When used in intensive care units, video laryngoscopy did not improve the chances of successful intubation on the first try, compared with direct laryngoscopy, and was associated with a significantly higher risk of severe life-threatening complications, researchers reported.
In a multicenter, randomized trial of 371 patients, first-pass intubation rates did not differ significantly whether video or direct laryngoscopy was used, at 67.7% and 70.3%, respectively, Jean Baptiste Lascarrou, MD, of District Hospital Centre, La Roche-sur-Yon, France, and his associates wrote. Meanwhile, the combined rate of death, cardiac arrest, severe cardiovascular collapse, and hypoxemia was 9.5% with video laryngoscopy and just 2.8% with direct laryngoscopy, a significant difference (JAMA. 2017 Jan 24;317[5]:483-93).

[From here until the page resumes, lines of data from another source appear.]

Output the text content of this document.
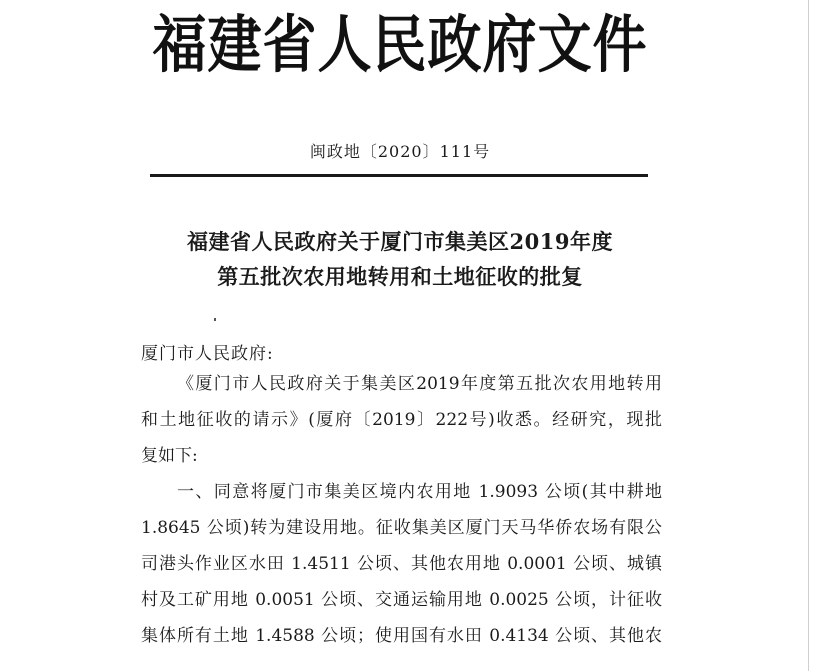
福建省人民政府文件
闽政地〔2020〕111号
福建省人民政府关于厦门市集美区2019年度
第五批次农用地转用和土地征收的批复
厦门市人民政府:
《厦门市人民政府关于集美区2019年度第五批次农用地转用
和土地征收的请示》(厦府〔2019〕222号)收悉。经研究，现批
复如下:
一、同意将厦门市集美区境内农用地 1.9093 公顷(其中耕地
1.8645 公顷)转为建设用地。征收集美区厦门天马华侨农场有限公
司港头作业区水田 1.4511 公顷、其他农用地 0.0001 公顷、城镇
村及工矿用地 0.0051 公顷、交通运输用地 0.0025 公顷，计征收
集体所有土地 1.4588 公顷；使用国有水田 0.4134 公顷、其他农
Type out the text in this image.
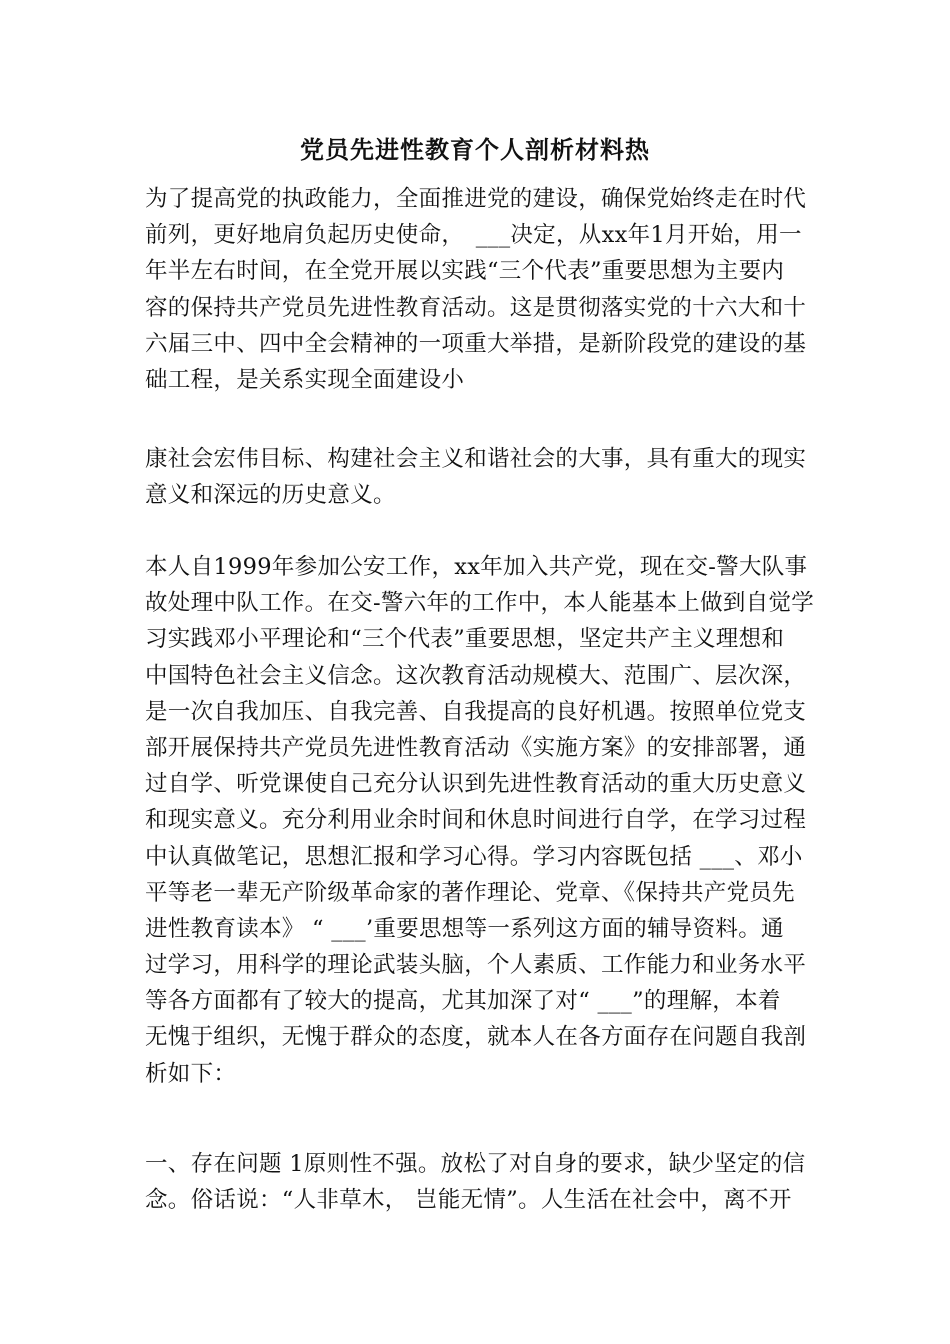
党员先进性教育个人剖析材料热
为了提高党的执政能力，全面推进党的建设，确保党始终走在时代
前列，更好地肩负起历史使命，　___决定，从xx年1月开始，用一
年半左右时间，在全党开展以实践“三个代表”重要思想为主要内
容的保持共产党员先进性教育活动。这是贯彻落实党的十六大和十
六届三中、四中全会精神的一项重大举措，是新阶段党的建设的基
础工程，是关系实现全面建设小
康社会宏伟目标、构建社会主义和谐社会的大事，具有重大的现实
意义和深远的历史意义。
本人自1999年参加公安工作，xx年加入共产党，现在交-警大队事
故处理中队工作。在交-警六年的工作中，本人能基本上做到自觉学
习实践邓小平理论和“三个代表”重要思想，坚定共产主义理想和
中国特色社会主义信念。这次教育活动规模大、范围广、层次深，
是一次自我加压、自我完善、自我提高的良好机遇。按照单位党支
部开展保持共产党员先进性教育活动《实施方案》的安排部署，通
过自学、听党课使自己充分认识到先进性教育活动的重大历史意义
和现实意义。充分利用业余时间和休息时间进行自学，在学习过程
中认真做笔记，思想汇报和学习心得。学习内容既包括 ___、邓小
平等老一辈无产阶级革命家的著作理论、党章、《保持共产党员先
进性教育读本》 “ ___’重要思想等一系列这方面的辅导资料。通
过学习，用科学的理论武装头脑，个人素质、工作能力和业务水平
等各方面都有了较大的提高，尤其加深了对“ ___”的理解，本着
无愧于组织，无愧于群众的态度，就本人在各方面存在问题自我剖
析如下：
一、存在问题 1原则性不强。放松了对自身的要求，缺少坚定的信
念。俗话说：“人非草木， 岂能无情”。人生活在社会中，离不开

“Improved glottis visualization with video laryngoscopy did not translate into a higher success rate for first-pass intubation, because tracheal catheterization under indirect vision was more difficult, in keeping with earlier data,” the researchers concluded. “Further studies are needed to assess the comparative effectiveness of these two strategies in different clinical settings and among operators with diverse skill levels.”

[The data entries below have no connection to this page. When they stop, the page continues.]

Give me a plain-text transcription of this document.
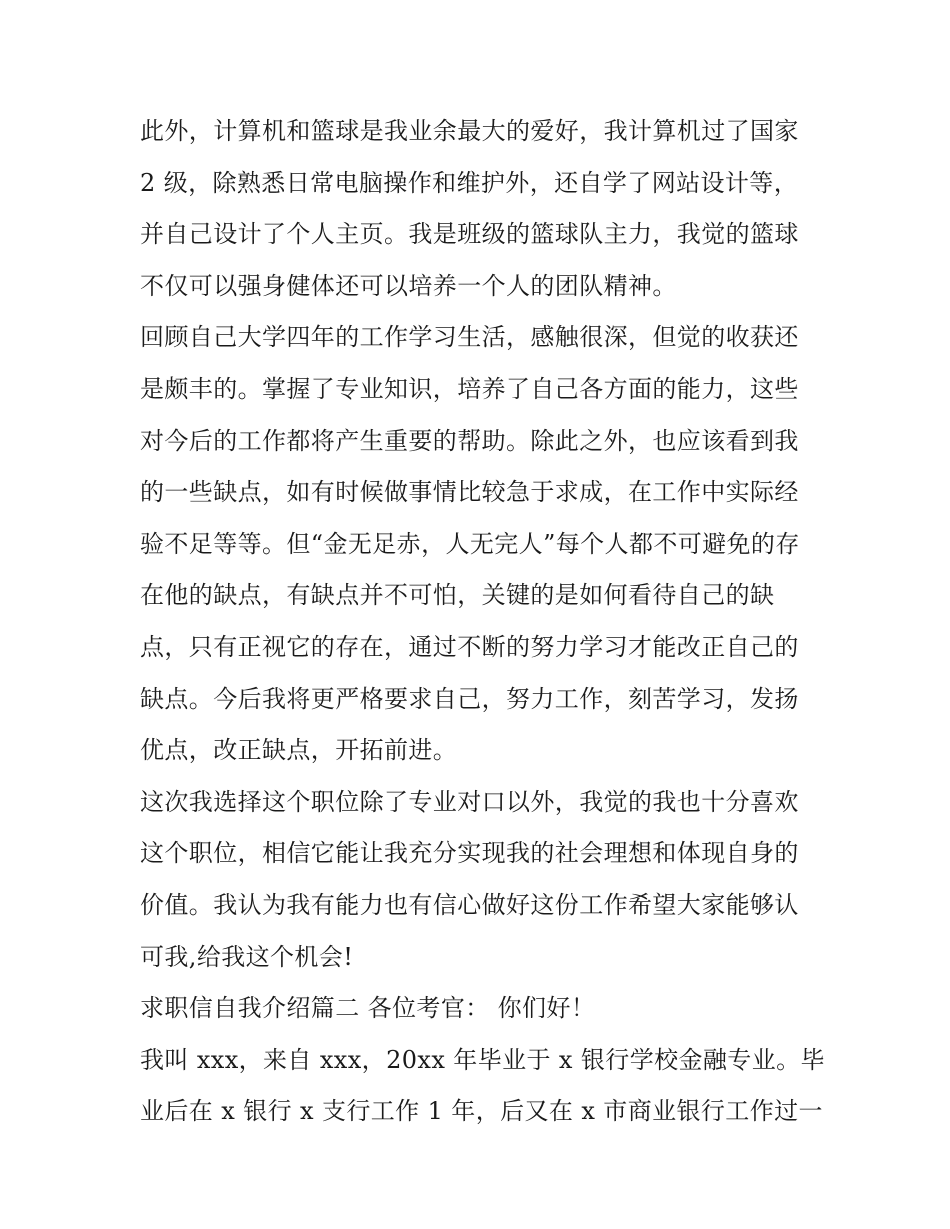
此外，计算机和篮球是我业余最大的爱好，我计算机过了国家
2 级，除熟悉日常电脑操作和维护外，还自学了网站设计等，
并自己设计了个人主页。我是班级的篮球队主力，我觉的篮球
不仅可以强身健体还可以培养一个人的团队精神。
回顾自己大学四年的工作学习生活，感触很深，但觉的收获还
是颇丰的。掌握了专业知识，培养了自己各方面的能力，这些
对今后的工作都将产生重要的帮助。除此之外，也应该看到我
的一些缺点，如有时候做事情比较急于求成，在工作中实际经
验不足等等。但“金无足赤，人无完人”每个人都不可避免的存
在他的缺点，有缺点并不可怕，关键的是如何看待自己的缺
点，只有正视它的存在，通过不断的努力学习才能改正自己的
缺点。今后我将更严格要求自己，努力工作，刻苦学习，发扬
优点，改正缺点，开拓前进。
这次我选择这个职位除了专业对口以外，我觉的我也十分喜欢
这个职位，相信它能让我充分实现我的社会理想和体现自身的
价值。我认为我有能力也有信心做好这份工作希望大家能够认
可我,给我这个机会!
求职信自我介绍篇二 各位考官： 你们好！
我叫 xxx，来自 xxx，20xx 年毕业于 x 银行学校金融专业。毕
业后在 x 银行 x 支行工作 1 年，后又在 x 市商业银行工作过一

Intubation in the ICU carries an inherently high risk because patients are often acutely unstable, and the intubating clinician is usually a nonexpert, the investigators noted. At the same time, the procedure must be done quickly to prevent aspiration because patients usually have not fasted. Care bundles and training on simulators have improved safety, but ICU intubations remain riskier than those done in the operating room.
Observational studies and smaller trials in ICUs seemed to support video laryngoscopy over the Macintosh laryngoscope, but raised questions about intubation time and mortality, the investigators noted. To help resolve these issues, they randomly assigned adults needing orotracheal intubation at seven ICUs in France to either video or direct Macintosh laryngoscopy, and followed them for 28 days. Patients averaged 63 years of age, and 37% were women.
For both arms, residents performed the initial intubation attempt in about 80% of cases, and successful intubation usually took 3 minutes. Video laryngoscopy did not significantly increase the combined risk of esophageal intubation, aspiration, arrhythmia, or dental injury (5.4% versus 7.7% for direct laryngoscopy). But the only death in the study occurred after video laryngoscopy, and there were four cardiac arrests after video laryngoscopy and none after direct laryngoscopy, the researchers said. Furthermore, the rate of severe hypoxemia was nearly six times higher after video laryngoscopy than with direct laryngoscopy, and the rate of hypotension was twice as high.
The researchers did not identify predictors of life-threatening complications with video laryngoscopy, but hypothesized that being able to clearly visualize the glottis might create “a false impression of safety,” especially among nonexperts. “In addition, poorer alignment of the pharyngeal axis, laryngeal axis, and mouth opening despite good glottis visualization by video laryngoscopy can lead to mechanical upper airway obstruction and faster progression to hypoxemia,” they wrote.
Centre Hospitalier Département de la Vendée sponsored the study. Dr. Lascarrou reported having no relevant conflicts of interest. Four coinvestigators disclosed ties to Fisher & Paykel, LFB, Merck Sharp & Dohme, Astellas, Basilea Pharmaceutica. Gilead, Alexion, and Cubist. The remaining coinvestigators had no disclosures.